Manipulasi Ekspresi




Bagaimana caranya memanipulasi ekspresi? Bisakah tolong ajarkan kepada saya agar dapat melakukannya dengan baik. Mengapa harus demikian? Contohkan saja suatu ketika kita berada di dalam situasi yang luar biasa bad-mood, tengah bersedih, marah, galau, cemas, patah hati dan diliputi berbagai emosi negatif lainnya, dan pada saat yang bersamaan kita harus berinteraksi dengan orang lain bahkan harus berbaur di dalam suatu pertemuan yang dihadiri oleh banyak orang.

Haruskah kita menunjukkan wajah muram kita, memberi tau seisi dunia bahwa kita tengah bermasalah, lalu merusak suasana? Oh Tuhan, jangan sampai. Oleh karenanya saya salut sekali pada orang-orang yang meski tengah memiliki masalah yang rumit, kacau suasana hatinya namun tetap bisa tersenyum ramah dan berkomunikasi dengan baik dengan orang-orang di sekitarnya.

Memang sih, terkadang terkesan seolah sedang memakai topeng. Tetapi menyebarkan emosi negatif itu kan juga tidak perlu, menurut saya malah tidak boleh. Lalu, apakah di saat kita tengah diliputi awan gelap, sebaiknya mengasingkan diri atau sekalian mengurung diri saja di kamar? Menyedihkan sekali rasanya. Mengontrol diri dan ekspresi oleh karenanya menjadi kemampuan yang sepertinya harus kita miliki jika ingin tetap berinteraksi dengan pantas. 

Pernah mendengar teori sosiologi yang dipopulerkan oleh Erving Goffman mengenai ‘Dramaturgi’ yang menggambarkan dan menganalogikan interaksi sosial yang dilakukan manusia adalah ibarat aksi teatrikal, dimana terdapat aktor, front stage, back stage. Pada umumnya, orang akan mempertujukkan gambaran idealis mengenai diri mereka sendiri di depan umum, dan tanpa terelakkan mereka merasa bahwa mereka harus menyembunyikan sesuatu dalam perbuatan mereka. Goffman berasumsi hal ini dilakukan karena pada saat berinteraksi, aktor ingin menampilkan perasaan diri yang dapat diterima oleh orang lain. Oleh karenanya aktor harus memiliki kemampuan yang baik dalam mendefinisikan situasi sebelum menampilkan suatu tindakan dan ekspresi tertentu. Goffman juga menyatakan di dalam karyanya Presentation of Self in Daily Life mengenai seni mengelola kesan. Pada umumnya, pengelolaan kesan mengarah pada kehati-hatian terhadap serentetan tindakan yang tidak diharapkan, seperti gerak-isyarat yang tidak diharapkan, gangguan yang tidak menguntungkan dan kesalahan bicara atau bertindak maupun tindakan yang diharapkan seperti tengah membuat adegan. Dalam hal ini, penonton perlu untuk dijadikan bahan pertimbangan oleh aktor dalam mengelola kesan yang berhasil (George Ritzer, 2004:298-302).
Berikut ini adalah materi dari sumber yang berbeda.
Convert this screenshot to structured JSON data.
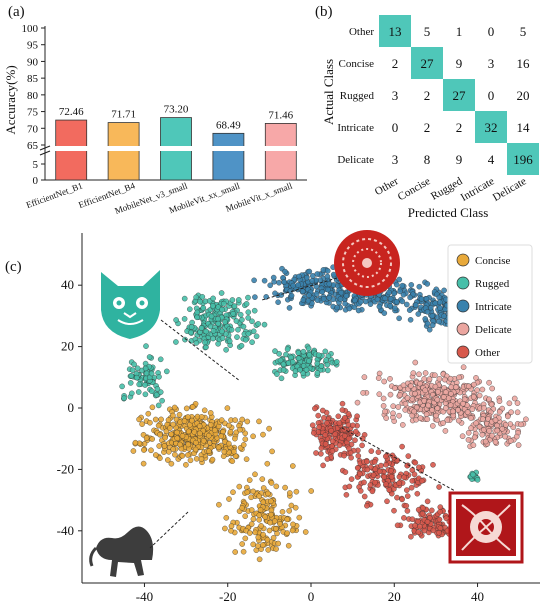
{
  "panels": {
    "a": "(a)",
    "b": "(b)",
    "c": "(c)"
  },
  "chart_data": [
    {
      "type": "bar",
      "ylabel": "Accuracy(%)",
      "y_ticks_upper": [
        65,
        70,
        75,
        80,
        85,
        90,
        95,
        100
      ],
      "y_ticks_lower": [
        0,
        5
      ],
      "axis_break": true,
      "categories": [
        "EfficientNet_B1",
        "EfficientNet_B4",
        "MobileNet_v3_small",
        "MobileVit_xx_small",
        "MobileVit_x_small"
      ],
      "values": [
        72.46,
        71.71,
        73.2,
        68.49,
        71.46
      ],
      "value_labels": [
        "72.46",
        "71.71",
        "73.20",
        "68.49",
        "71.46"
      ],
      "colors": [
        "#f26b5f",
        "#f8b85a",
        "#4fc7b9",
        "#4f93c6",
        "#f7a8a8"
      ]
    },
    {
      "type": "heatmap",
      "xlabel": "Predicted Class",
      "ylabel": "Actual Class",
      "x_categories": [
        "Other",
        "Concise",
        "Rugged",
        "Intricate",
        "Delicate"
      ],
      "y_categories": [
        "Other",
        "Concise",
        "Rugged",
        "Intricate",
        "Delicate"
      ],
      "matrix": [
        [
          13,
          5,
          1,
          0,
          5
        ],
        [
          2,
          27,
          9,
          3,
          16
        ],
        [
          3,
          2,
          27,
          0,
          20
        ],
        [
          0,
          2,
          2,
          32,
          14
        ],
        [
          3,
          8,
          9,
          4,
          196
        ]
      ],
      "highlight_color": "#4fc7b9"
    },
    {
      "type": "scatter",
      "x_ticks": [
        -40,
        -20,
        0,
        20,
        40
      ],
      "y_ticks": [
        -40,
        -20,
        0,
        20,
        40
      ],
      "xlim": [
        -55,
        55
      ],
      "ylim": [
        -57,
        57
      ],
      "legend": {
        "position": "top-right",
        "entries": [
          "Concise",
          "Rugged",
          "Intricate",
          "Delicate",
          "Other"
        ]
      },
      "colors": {
        "Concise": "#e8a93a",
        "Rugged": "#47bfa9",
        "Intricate": "#3a82ad",
        "Delicate": "#eba6a0",
        "Other": "#d7584b"
      },
      "clusters": [
        {
          "class": "Intricate",
          "center": [
            1,
            39
          ],
          "spread": [
            8,
            4
          ],
          "points": 180
        },
        {
          "class": "Intricate",
          "center": [
            17,
            36
          ],
          "spread": [
            10,
            4
          ],
          "points": 170
        },
        {
          "class": "Intricate",
          "center": [
            32,
            32
          ],
          "spread": [
            5,
            4
          ],
          "points": 110
        },
        {
          "class": "Rugged",
          "center": [
            -22,
            28
          ],
          "spread": [
            6,
            7
          ],
          "points": 200
        },
        {
          "class": "Rugged",
          "center": [
            -40,
            10
          ],
          "spread": [
            4,
            5
          ],
          "points": 80
        },
        {
          "class": "Rugged",
          "center": [
            -1,
            15
          ],
          "spread": [
            5,
            3
          ],
          "points": 130
        },
        {
          "class": "Rugged",
          "center": [
            39,
            -22
          ],
          "spread": [
            1,
            1
          ],
          "points": 12
        },
        {
          "class": "Delicate",
          "center": [
            30,
            3
          ],
          "spread": [
            10,
            6
          ],
          "points": 340
        },
        {
          "class": "Delicate",
          "center": [
            44,
            -6
          ],
          "spread": [
            5,
            5
          ],
          "points": 110
        },
        {
          "class": "Concise",
          "center": [
            -28,
            -9
          ],
          "spread": [
            9,
            6
          ],
          "points": 360
        },
        {
          "class": "Concise",
          "center": [
            -11,
            -35
          ],
          "spread": [
            6,
            9
          ],
          "points": 170
        },
        {
          "class": "Other",
          "center": [
            6,
            -8
          ],
          "spread": [
            4,
            6
          ],
          "points": 160
        },
        {
          "class": "Other",
          "center": [
            19,
            -22
          ],
          "spread": [
            7,
            6
          ],
          "points": 150
        },
        {
          "class": "Other",
          "center": [
            29,
            -38
          ],
          "spread": [
            5,
            4
          ],
          "points": 110
        }
      ]
    }
  ]
}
Dunia sosial memang kebanyakan seperti ini kan? Namun seperti yang dipaparkan oleh Kamanto Sunarto (2004:43) bahwa pendekatan Goffman sebenarnya mendapat kritik dari berbagai pihak karena Goffman menyajikan para pelaku dalam interaksi sebagai penipu (con artist), sebagai manipulator yang berusaha menipu atau memanipulasi peserta lain. Apakah manusia selalu bermain sandiwara? Apakah tindakan manusia tidak pernah jujur dan ikhlas ketika berhadapan dengan orang lain? Namun saya juga bertanya-tanya, apakah kita rela jika tidak diterima dan diasingkan oleh orang lain? Dan apakah semua orang yang kita hadapi pasti dapat menerima dan memahami kita dengan baik jika kita menampilkan diri apa adanya meskipun itu bertentangan dengan harapan dan situasi?